Today’s topics include Redlock Security revealing a Tesla cloud account data breach; Google consolidating Android Pay and Google Wallet; Samsung producing 32TB solid-state storage drives; and Microsoft’s Network Performance Monitor keeping tabs on ExpressRoute private cloud links.
According to a report by security company RedLock, an unsecured Kubernetes container management console allowed cyber-attackers to breach a Tesla cloud account that contained sensitive data, including telemetry data from the company’s electric cars.
The breach resulted from the exposure of Amazon Web Services security credentials after hackers penetrated Tesla’s Kubernetes console, which was not password protected, RedLock’s Cloud Security Intelligence team discovered.
This led to the exposure of the company’s Amazon S3 cloud account containing sensitive data. Hackers also accessed Tesla’s AWS compute services to mine crypto-currency and went to great lengths to hide their activity by not using a public mining pool, by using CloudFlare to hide their traffic, by using non-standard ports and by throttling their CPU usage.
Effective this week, Google’s new Google Pay app for Android has replaced the company’s previously separate Android Pay and Google Wallet apps.
Users can use credit and debit cards saved to their Google Account with the new Google Pay app. Google is currently working on enabling support for Google Pay across all Google products to ensure that people shopping on Chrome or via Google Assistant-driven services will have the same checkout experience as Android users.
In addition, the company is working with retailers, developers and online partners to embed Google Pay on sites, within mobile apps and at physical locations around the world. Uniting payment services under the Pay brand enables a quicker, safer and more consistent checkout experience for users and makes it easier to access rewards and promotional offers and pay for purchases and services, the company said.
Samsung unveiled on Feb. 20 that it has begun mass-producing a 32-terabyte Serial Attached SCSI solid-state storage drive, which is currently the world’s largest capacity.

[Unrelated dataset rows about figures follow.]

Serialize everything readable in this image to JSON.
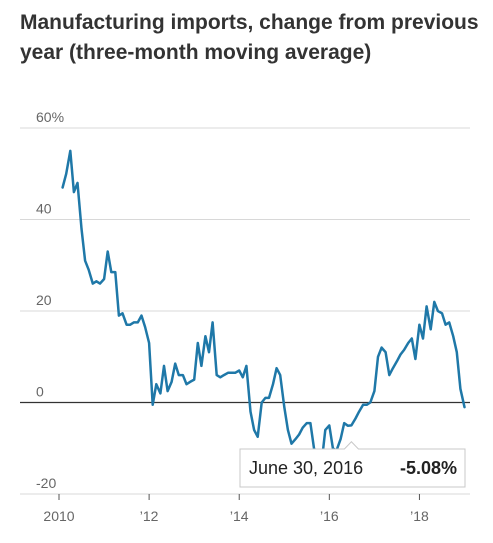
{
  "chart_data": {
    "type": "line",
    "title": "Manufacturing imports, change from previous year (three-month moving average)",
    "xlabel": "",
    "ylabel": "",
    "xlim": [
      2010,
      2019.1
    ],
    "ylim": [
      -20,
      60
    ],
    "y_ticks": [
      {
        "value": 60,
        "label": "60%"
      },
      {
        "value": 40,
        "label": "40"
      },
      {
        "value": 20,
        "label": "20"
      },
      {
        "value": 0,
        "label": "0"
      },
      {
        "value": -20,
        "label": "-20"
      }
    ],
    "x_ticks": [
      {
        "value": 2010,
        "label": "2010"
      },
      {
        "value": 2012,
        "label": "’12"
      },
      {
        "value": 2014,
        "label": "’14"
      },
      {
        "value": 2016,
        "label": "’16"
      },
      {
        "value": 2018,
        "label": "’18"
      }
    ],
    "grid": true,
    "color": "#1f78a8",
    "series": [
      {
        "x": [
          2010.08,
          2010.16,
          2010.25,
          2010.33,
          2010.41,
          2010.5,
          2010.58,
          2010.66,
          2010.75,
          2010.83,
          2010.91,
          2011.0,
          2011.08,
          2011.16,
          2011.25,
          2011.33,
          2011.41,
          2011.5,
          2011.58,
          2011.66,
          2011.75,
          2011.83,
          2011.91,
          2012.0,
          2012.08,
          2012.16,
          2012.25,
          2012.33,
          2012.41,
          2012.5,
          2012.58,
          2012.66,
          2012.75,
          2012.83,
          2012.91,
          2013.0,
          2013.08,
          2013.16,
          2013.25,
          2013.33,
          2013.41,
          2013.5,
          2013.58,
          2013.66,
          2013.75,
          2013.83,
          2013.91,
          2014.0,
          2014.08,
          2014.16,
          2014.25,
          2014.33,
          2014.41,
          2014.5,
          2014.58,
          2014.66,
          2014.75,
          2014.83,
          2014.91,
          2015.0,
          2015.08,
          2015.16,
          2015.25,
          2015.33,
          2015.41,
          2015.5,
          2015.58,
          2015.66,
          2015.75,
          2015.83,
          2015.91,
          2016.0,
          2016.08,
          2016.16,
          2016.25,
          2016.33,
          2016.41,
          2016.49,
          2016.58,
          2016.66,
          2016.75,
          2016.83,
          2016.91,
          2017.0,
          2017.08,
          2017.16,
          2017.25,
          2017.33,
          2017.41,
          2017.5,
          2017.58,
          2017.66,
          2017.75,
          2017.83,
          2017.91,
          2018.0,
          2018.08,
          2018.16,
          2018.25,
          2018.33,
          2018.41,
          2018.5,
          2018.58,
          2018.66,
          2018.75,
          2018.83,
          2018.91,
          2019.0
        ],
        "values": [
          47,
          50,
          55,
          46,
          48,
          38,
          31,
          29,
          26,
          26.5,
          26,
          27,
          33,
          28.5,
          28.5,
          19,
          19.5,
          17,
          17,
          17.5,
          17.5,
          19,
          16.5,
          13,
          -0.5,
          4,
          2,
          8,
          2.5,
          4.5,
          8.5,
          6,
          6,
          4,
          4.5,
          5,
          13,
          8,
          14.5,
          11,
          17.5,
          6,
          5.5,
          6,
          6.5,
          6.5,
          6.5,
          7,
          5.5,
          8,
          -2,
          -6,
          -7.5,
          0,
          1,
          1,
          4,
          7.5,
          6,
          -1,
          -6,
          -9,
          -8,
          -7,
          -5.5,
          -4.5,
          -4.5,
          -10,
          -12,
          -13,
          -6,
          -5,
          -10,
          -10.5,
          -8,
          -4.5,
          -5.08,
          -5,
          -3.5,
          -2,
          -0.5,
          -0.5,
          0,
          2.5,
          10,
          12,
          11,
          6,
          7.5,
          9,
          10.5,
          11.5,
          13,
          14,
          9.5,
          17,
          14,
          21,
          16,
          22,
          20,
          19.5,
          17,
          17.5,
          14.5,
          11,
          3,
          -1
        ]
      }
    ],
    "tooltip": {
      "date": "June 30, 2016",
      "value": "-5.08%",
      "x": 2016.49,
      "y": -5.08
    }
  }
}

The new 30.72TB SSD, dubbed the PM1643, utilizes 64-layer, 3-bit 512-gigabit processors and Samsung’s latest V-NAND technology. V-NAND is a type of non-volatile flash memory that retains data even in the absence of an electrical current.
These large new drives will be used to satisfy the growing storage needs for the government, financial services, health care, education, oil and gas exploration, pharmaceuticals, social media, business services, retail, and communications sectors.
This breakthrough was made possible by combining 32 of the new 1TB NAND flash packages, each comprising 16 stacked layers of 512Gb V-NAND chips.
In addition to the doubled capacity, Samsung claims that data-speed performance levels are nearly twice that of its previous generation high-capacity SSD, four times the random-read performance and three times the sequential-read performance.
After teaming up with Cisco last month to help joint customers get to the bottom of their Azure ExpressRoute networking issues, Microsoft is now using its cloud-based Network Performance Monitor tool to provide more visibility into the connections that power their hybrid cloud environments.
Azure ExpressRoute provides businesses with a direct, private link to Microsoft’s cloud, bypassing the public internet, improving security and boosting reliability. Network Performance Monitor, part of the Microsoft Operations Management Suite of IT management tools for on-premises and cloud infrastructures, enables users to oversee their network links to the Azure cloud.
Now, with the general availability release of a new ExpressRoute extension for Network Performance Monitor, customers can use the same tool to keep an eye on their private links to Azure.